Page 68
I WAS SURPRISED to see Terri Hernandez huddled with Rob Trilling and Walter Jackson when I stepped through the office door. They sat at a table surrounded by desks that were rarely used. We called it the temporary duty area. That’s where detectives who were helping us could do their work. As I came closer to the trio, I realized this was not a social get-together. Instead of greeting them, I simply said, “What’s wrong?”
It was Terri Hernandez who turned to me and said, “Another drug dealer was killed.”
“Trilling said you thought it was a domestic. Did you learn something new?”
“That was Saturday night. Last night, a guy named Oscar Tass was murdered in his apartment. We even have the time of death narrowed down to a tiny window. He had his on-again, off-again girlfriend in the apartment. They had some kind of argument and she left. When she came back less than twenty minutes later, Tass was on the floor with his neck slashed and almost a dozen stab wounds in his lower back. Someone who knew what they were doing didn’t want to take any risks with him surviving. Forensics hasn’t come up with any decent leads. It looks to me like it was a professional.”
Trilling added, “And Sunday night’s victim was friends with Saturday night’s victims.”
I eased into the chair at the next desk. “That also makes Saturday night’s shooting look more like a hit than a domestic.”
Terri said, “Exactly.”
I took a few minutes to fill Terri in on the investigations I had been working quietly for Celeste Cantor, with Trilling’s and Walter’s help.
Terri said, “I’ve also been trying to find another drug dealer—or, supposedly, former dealer—Trilling and I talked to last week. His name is Silbas. He’s not answering his calls and he wasn’t at home when I knocked on his apartment door. I think we should make an effort to find him. Or maybe he’s already been crossed off someone’s list.”
I looked over at Walter Jackson. “You were the first one to bring up the link between former arrests by the Land Sharks and drug dealers being murdered. We combine that with the retired cops, it’s a pretty serious body count. The situation seems to be spiraling into something big. Really big. And a little unsettling. And the one thing they all had in common was some connection to Richard Deason. The closest connection we have to him is his son, Antonio. We don’t have any idea what their relationship was like. We also have almost no idea what Antonio has been up to, beyond the makings of a drug deal with your gang in the Bronx.”

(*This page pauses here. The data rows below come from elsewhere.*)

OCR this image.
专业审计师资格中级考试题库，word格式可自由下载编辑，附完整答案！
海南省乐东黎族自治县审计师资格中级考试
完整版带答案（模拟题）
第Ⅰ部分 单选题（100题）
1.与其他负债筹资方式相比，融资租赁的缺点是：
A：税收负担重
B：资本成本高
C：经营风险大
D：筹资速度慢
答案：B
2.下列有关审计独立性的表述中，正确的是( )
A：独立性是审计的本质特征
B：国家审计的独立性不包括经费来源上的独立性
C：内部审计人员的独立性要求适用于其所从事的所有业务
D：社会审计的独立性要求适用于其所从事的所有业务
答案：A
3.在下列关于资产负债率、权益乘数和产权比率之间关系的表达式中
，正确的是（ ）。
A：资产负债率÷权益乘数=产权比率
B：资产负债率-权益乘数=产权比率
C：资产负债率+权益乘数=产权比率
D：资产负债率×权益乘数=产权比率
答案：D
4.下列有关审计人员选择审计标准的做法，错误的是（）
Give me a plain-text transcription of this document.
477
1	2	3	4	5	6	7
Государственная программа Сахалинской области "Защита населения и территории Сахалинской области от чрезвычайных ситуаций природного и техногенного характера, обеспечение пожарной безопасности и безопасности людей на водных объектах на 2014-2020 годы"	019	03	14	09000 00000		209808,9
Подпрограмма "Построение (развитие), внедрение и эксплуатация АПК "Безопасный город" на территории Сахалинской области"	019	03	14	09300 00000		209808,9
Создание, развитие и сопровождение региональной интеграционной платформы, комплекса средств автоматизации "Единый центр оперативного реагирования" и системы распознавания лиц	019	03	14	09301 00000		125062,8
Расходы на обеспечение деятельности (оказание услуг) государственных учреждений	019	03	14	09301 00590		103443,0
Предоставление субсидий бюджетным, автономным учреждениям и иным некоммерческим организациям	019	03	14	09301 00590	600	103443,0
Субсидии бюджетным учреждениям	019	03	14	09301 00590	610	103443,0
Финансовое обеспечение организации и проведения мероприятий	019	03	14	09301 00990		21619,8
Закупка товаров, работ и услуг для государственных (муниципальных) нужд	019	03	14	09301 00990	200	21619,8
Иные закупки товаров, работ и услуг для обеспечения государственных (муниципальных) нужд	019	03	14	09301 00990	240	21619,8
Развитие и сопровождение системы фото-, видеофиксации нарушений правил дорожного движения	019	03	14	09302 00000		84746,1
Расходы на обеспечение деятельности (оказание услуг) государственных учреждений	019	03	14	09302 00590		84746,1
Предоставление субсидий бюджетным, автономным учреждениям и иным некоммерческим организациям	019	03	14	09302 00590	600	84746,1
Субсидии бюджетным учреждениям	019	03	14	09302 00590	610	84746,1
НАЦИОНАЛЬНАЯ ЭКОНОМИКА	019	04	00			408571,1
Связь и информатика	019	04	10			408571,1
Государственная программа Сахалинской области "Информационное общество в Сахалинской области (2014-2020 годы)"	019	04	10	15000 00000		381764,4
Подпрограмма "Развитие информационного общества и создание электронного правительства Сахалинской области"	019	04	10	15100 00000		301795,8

Terri looked at Trilling. “We know what Antonio’s been up to. Following in his father’s footsteps.”
I said, “Walter found some family connections from the mother’s side. One of the uncles looks like he’s a mercenary type. Maybe he’s doing the killings on behalf of his nephew. Or, more likely, hired someone to do them.”
Walter Jackson said, “That’s a lot of territory to cover. Where do we start?”
We hadn’t heard anything from Rob Trilling yet. I turned to him and said, “What do you think?”
As always, he took a moment to answer. He wasn’t being sly or coy. He was being thoughtful. “Looks like the most obvious course would be for us to go back to SoHo, keep trying to follow Antonio Deason and see exactly what he gets up to during the day.”
I looked at Terri and Walter and said, “He’s really starting to get the hang of this whole investigation thing.”
Walter said, “He’s learning so fast, he’s in a class by himself.”
Everyone groaned at that pun. It was the first time I’d ever seen Walter look defensive. He raised his hands and said, “C’mon, I came up with that one on the fly. I deserve a little credit.”
The three of us were already thinking of our surveillance plan.